I’ve witnessed up and down the country, many a homeless person deliberately breaking the law just so they can get a temporary roof over their head and food in the mouth, especially in the depths of winter around Christmas. The amount of mentally ill prisoners is also quite alarming.
Now i and others have said from day one of these welfare reforms that their would be a knock on as people simply don’t lie down and die and will lead to an increase in costs towards the NHS and law enforcement and criminal retention so oh what a surprize certain ministers are now using it to justify change. Constantly others and i have demonstrated how being in prison despite the violence (statistically your odds of being attacked on the street are higher) is easier than being under conditionality, where a murder, a rapist, even a terrorist gets food and a bed no matter the horrible details of their crime yet raise your voice at a DWP staff member, not fulfil your conditions by a mm and WHAM, all monies are suspended.

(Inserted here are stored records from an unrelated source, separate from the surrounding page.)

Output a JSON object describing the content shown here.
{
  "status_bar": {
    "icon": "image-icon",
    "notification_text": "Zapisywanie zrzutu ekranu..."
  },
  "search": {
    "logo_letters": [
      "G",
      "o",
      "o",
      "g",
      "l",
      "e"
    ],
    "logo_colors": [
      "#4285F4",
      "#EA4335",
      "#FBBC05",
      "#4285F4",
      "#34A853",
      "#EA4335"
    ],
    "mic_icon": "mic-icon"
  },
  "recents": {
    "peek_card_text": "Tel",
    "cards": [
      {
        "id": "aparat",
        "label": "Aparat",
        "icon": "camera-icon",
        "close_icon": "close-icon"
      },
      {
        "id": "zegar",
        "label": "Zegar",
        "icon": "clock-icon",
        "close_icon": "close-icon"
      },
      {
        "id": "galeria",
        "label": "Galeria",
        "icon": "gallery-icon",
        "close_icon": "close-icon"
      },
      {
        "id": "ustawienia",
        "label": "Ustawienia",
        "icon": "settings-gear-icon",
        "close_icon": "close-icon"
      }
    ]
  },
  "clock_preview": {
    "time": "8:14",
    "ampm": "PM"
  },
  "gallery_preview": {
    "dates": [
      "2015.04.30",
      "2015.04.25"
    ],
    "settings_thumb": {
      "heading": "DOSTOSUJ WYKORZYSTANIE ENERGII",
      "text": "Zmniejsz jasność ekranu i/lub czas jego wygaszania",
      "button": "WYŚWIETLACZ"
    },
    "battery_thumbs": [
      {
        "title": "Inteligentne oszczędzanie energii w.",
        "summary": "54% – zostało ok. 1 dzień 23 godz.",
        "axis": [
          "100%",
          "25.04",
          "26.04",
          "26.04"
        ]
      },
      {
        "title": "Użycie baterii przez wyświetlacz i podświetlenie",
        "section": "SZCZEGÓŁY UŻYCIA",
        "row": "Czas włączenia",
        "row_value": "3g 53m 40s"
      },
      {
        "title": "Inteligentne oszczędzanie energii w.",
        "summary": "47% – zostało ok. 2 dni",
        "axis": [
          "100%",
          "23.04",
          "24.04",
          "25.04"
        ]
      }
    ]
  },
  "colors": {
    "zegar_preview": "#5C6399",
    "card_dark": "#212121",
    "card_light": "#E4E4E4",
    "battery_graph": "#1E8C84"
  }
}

A week in prison costs the taxpayer £538 a week, a massive 7 times more than the £74 a person gets claiming unemployment. Malnutrition and the illnesses it causes aren’t any cheaper and the recent revelation that a lot of homeless people develop addictions after going onto the streets and not before as previously believed. Add to that being regularly attacked by the public at night and you can easily imagine the financial burden placed on the NHS.
Oh for the record its not strictly 2 months housing, its actually UPTO meaning it could well mean a week or even possibly less, who knows at this juncture. What’s being prescribed is clearly manufactured by people who don’t understand the problems of being homeless in today’s UK as they actually believe by giving a person a house for 2 months (said on ann derbyshire) that magically they will find another, so we are now back where i started and that’s my whole point,
When you’re homeless all you ever do is get the run around only to end up where you started.
And they would also listen to Enigma:
35.When we asked Giles Peaker, Chair of the Housing Law Practitioners Association, what the future of homelessness would be if no action was taken, he was unequivocal:
Will it get worse? Yes. Will it get worse faster? Yes. That is already happening, and is just going to continue … One thing that could be done is to stop making it worse. That is the simple answer. There are some immediate triggers facing us … The roll-out of the reduced benefit cap is going to have a fairly dramatic effect across the country, whereas the first £26,000 one basically affected London. £23,000 and £20,000 outside of London is going to have a dramatic national effect, really taking large swathes of public sector tenancies out of affordability for families in that situation. If the rents continue to increase whilst there is the LHA freeze, without wishing to be overly melodramatic, we are heading towards a serious crisis.48
Any person with a shred of decency who listened to the Dougs and the Enigmas of this world would be boiling with anger.